SNIPPET: “First, the bad news. For the first time since 1975, Social Security recipients are being told they won’t be receiving an annual cost of living increase in their monthly benefits. At the same time, their Medicare premiums will go up, so monthly checks will actually shrink next year. Not to worry, though. Here’s the good news. Seniors may not have to live on such meager funds for long because the government is going to help them plan how they want to die.

This benevolent plan is in Section 1233 (p. 424) of the health care reform bill known as “America’s Affordable Health Choices Act of 2009” (HR 3200). It didn’t just show up on the doorstep of health care reform, but was packaged and delivered by Compassion & Choices (C & C), the assisted-suicide advocacy group previously known as the Hemlock Society.

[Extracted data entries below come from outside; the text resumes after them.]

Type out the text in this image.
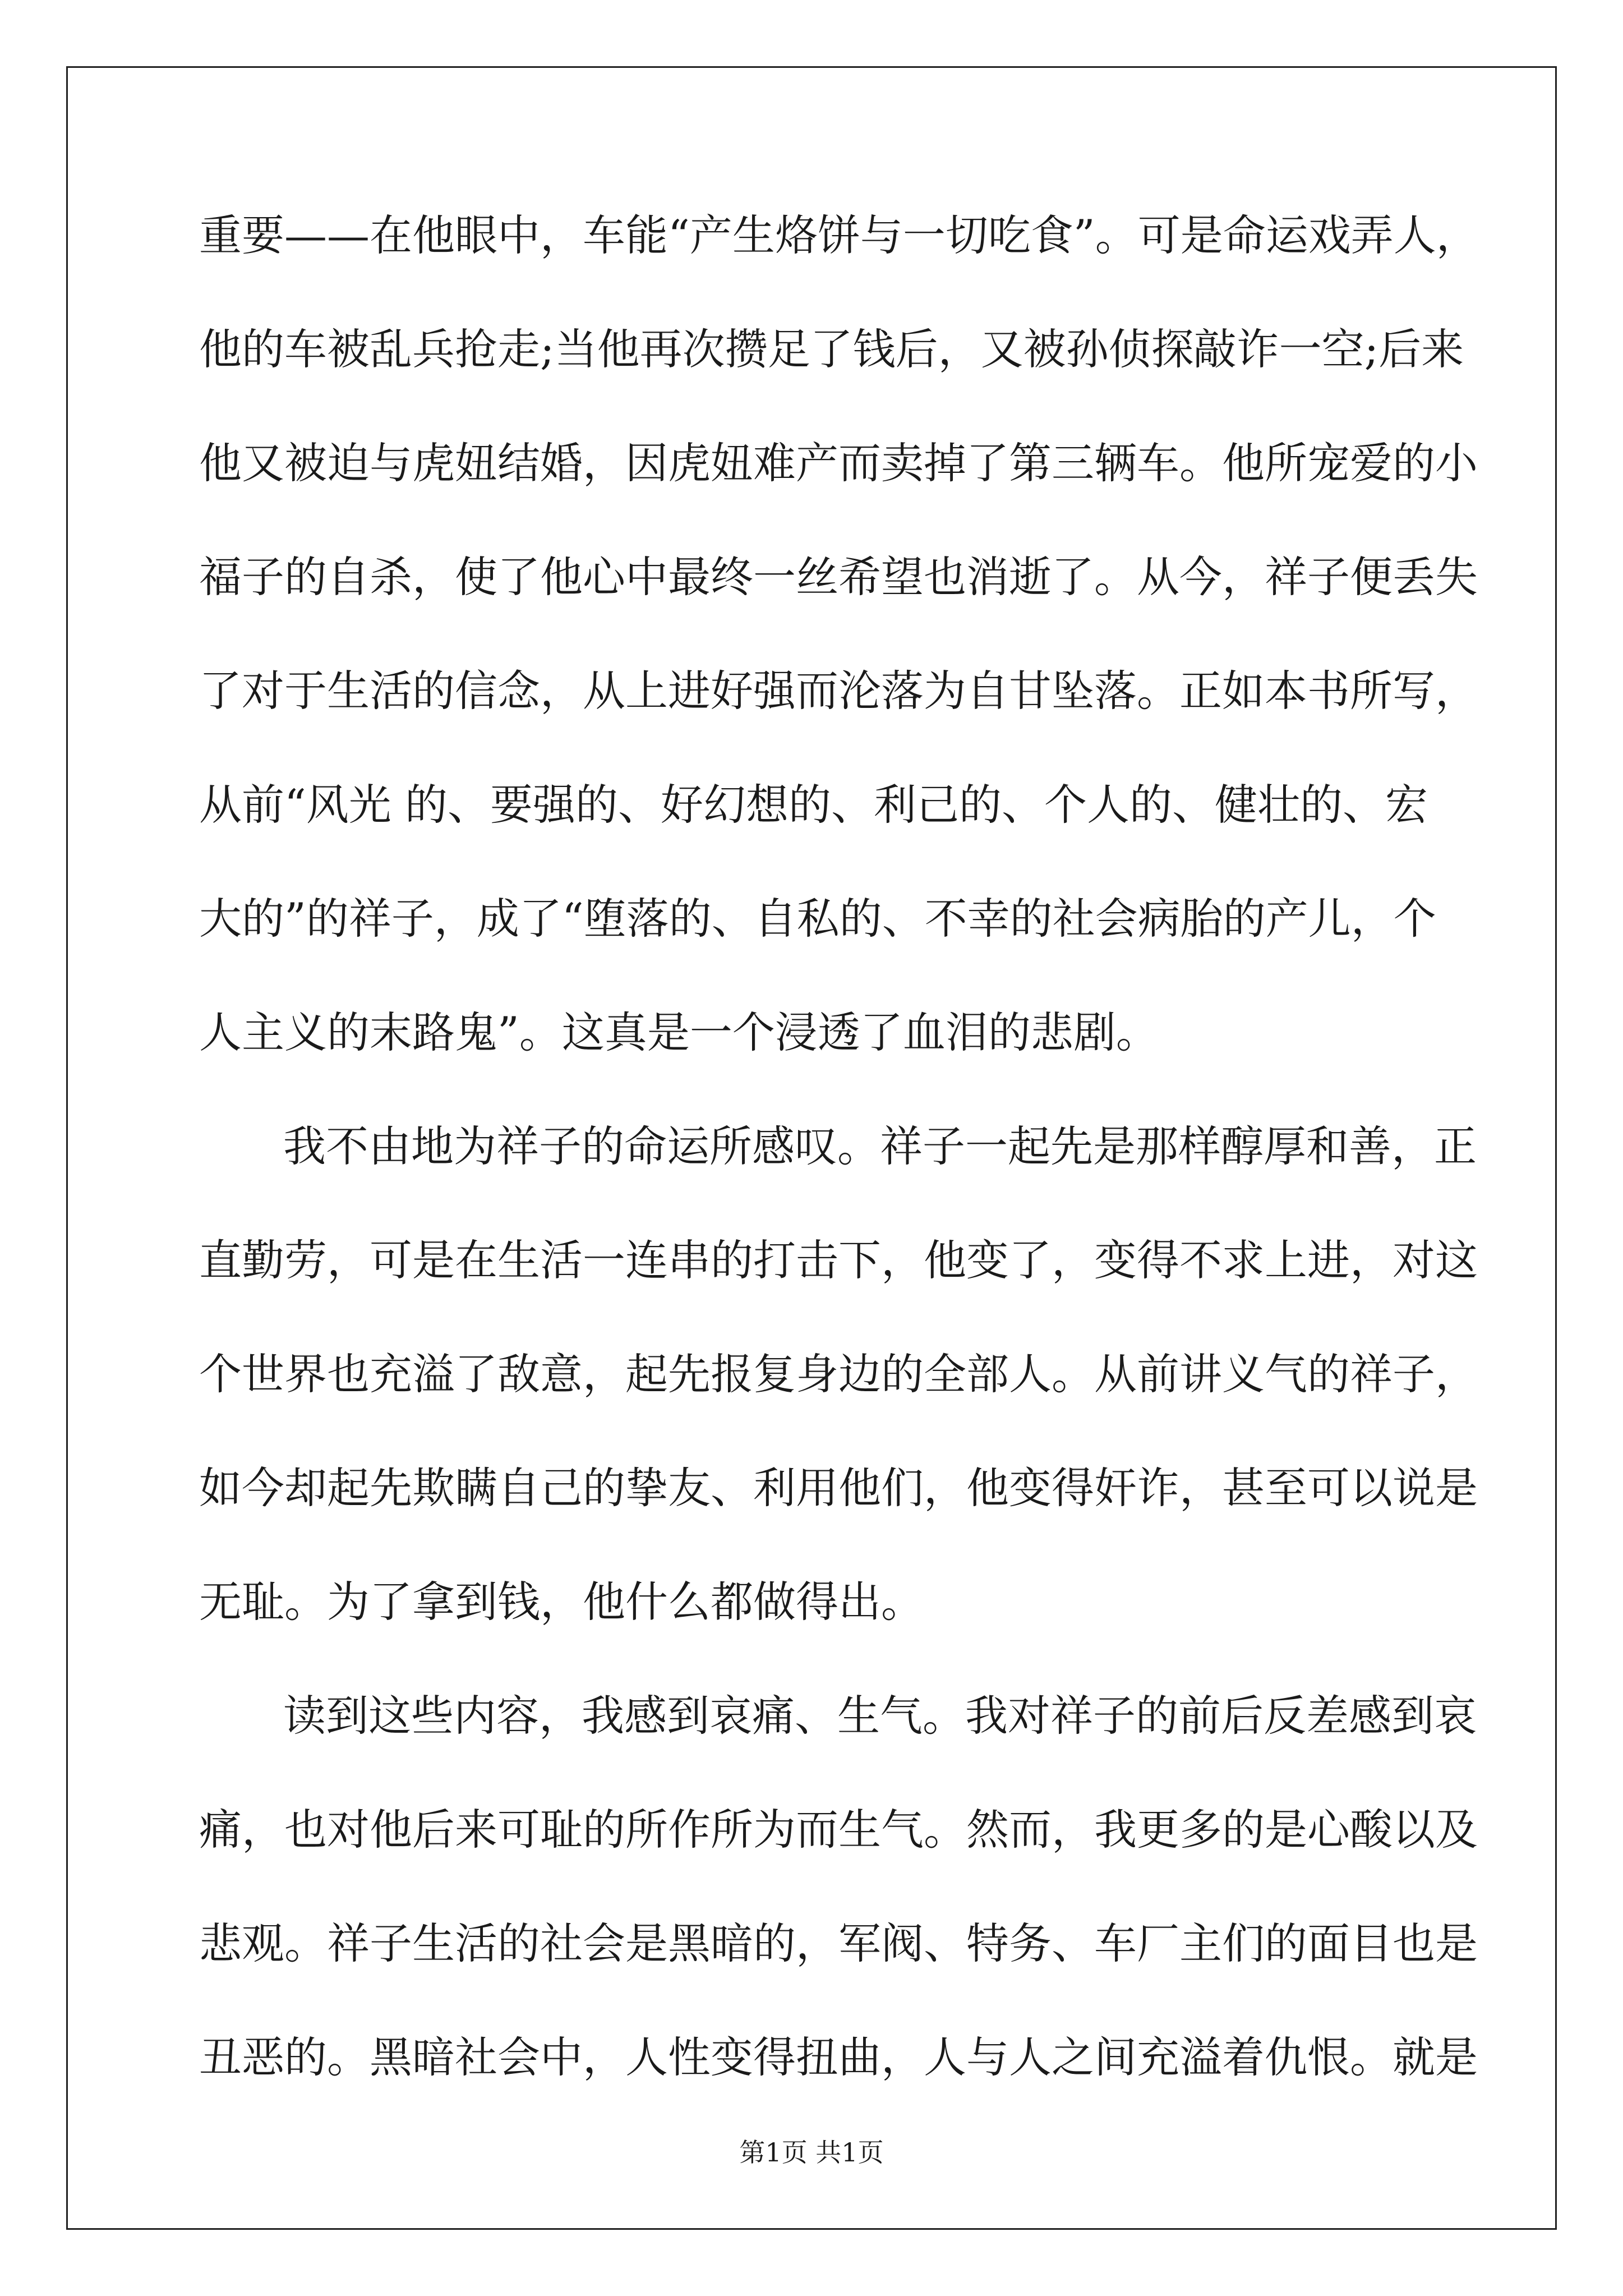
重要——在他眼中，车能“产生烙饼与一切吃食”。可是命运戏弄人，
他的车被乱兵抢走;当他再次攒足了钱后，又被孙侦探敲诈一空;后来
他又被迫与虎妞结婚，因虎妞难产而卖掉了第三辆车。他所宠爱的小
福子的自杀，使了他心中最终一丝希望也消逝了。从今，祥子便丢失
了对于生活的信念，从上进好强而沦落为自甘坠落。正如本书所写，
从前“风光 的、要强的、好幻想的、利己的、个人的、健壮的、宏
大的”的祥子，成了“堕落的、自私的、不幸的社会病胎的产儿，个
人主义的末路鬼”。这真是一个浸透了血泪的悲剧。
我不由地为祥子的命运所感叹。祥子一起先是那样醇厚和善，正
直勤劳，可是在生活一连串的打击下，他变了，变得不求上进，对这
个世界也充溢了敌意，起先报复身边的全部人。从前讲义气的祥子，
如今却起先欺瞒自己的挚友、利用他们，他变得奸诈，甚至可以说是
无耻。为了拿到钱，他什么都做得出。
读到这些内容，我感到哀痛、生气。我对祥子的前后反差感到哀
痛，也对他后来可耻的所作所为而生气。然而，我更多的是心酸以及
悲观。祥子生活的社会是黑暗的，军阀、特务、车厂主们的面目也是
丑恶的。黑暗社会中，人性变得扭曲，人与人之间充溢着仇恨。就是
第1页 共1页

Under Section 1233, a doctor would be paid for having an “advance care planning consultation” with a patient. The consultation wouldn’t be mandatory, at least for now. But if the doctor wants to get paid for it, the consultation’s contents are very specifically prescribed. For example, each consultation “shall include” an explanation of legal documents such as living wills and durable powers of attorney, and information about the “continuum of end-of-life services.” Patients need not be ill but, because they are over a certain age, their doctors will suggest that it’s time to talk about death.

So, if George, a healthy 70-year-old marathon runner, goes to the doctor because of tendonitis, his doctor will have the all-important discussion with him, reminding him that he’s not getting any younger and that it’s time to decide how he’ll die. Sure, George may or may not be adversely affected by this. But consider Clara, an 84-year-old widow who needs a hip replacement. If the doctor tells her that the government health plan won’t pay for her surgery but will pay for pain pills, and then tells her it’s really time to discuss her end-of-life options, what message is she getting? Isn’t it likely that Clara will acquiesce, if her doctor suggests that she “choose” to forgo treatment for any future illnesses so she won’t be a burden on her family?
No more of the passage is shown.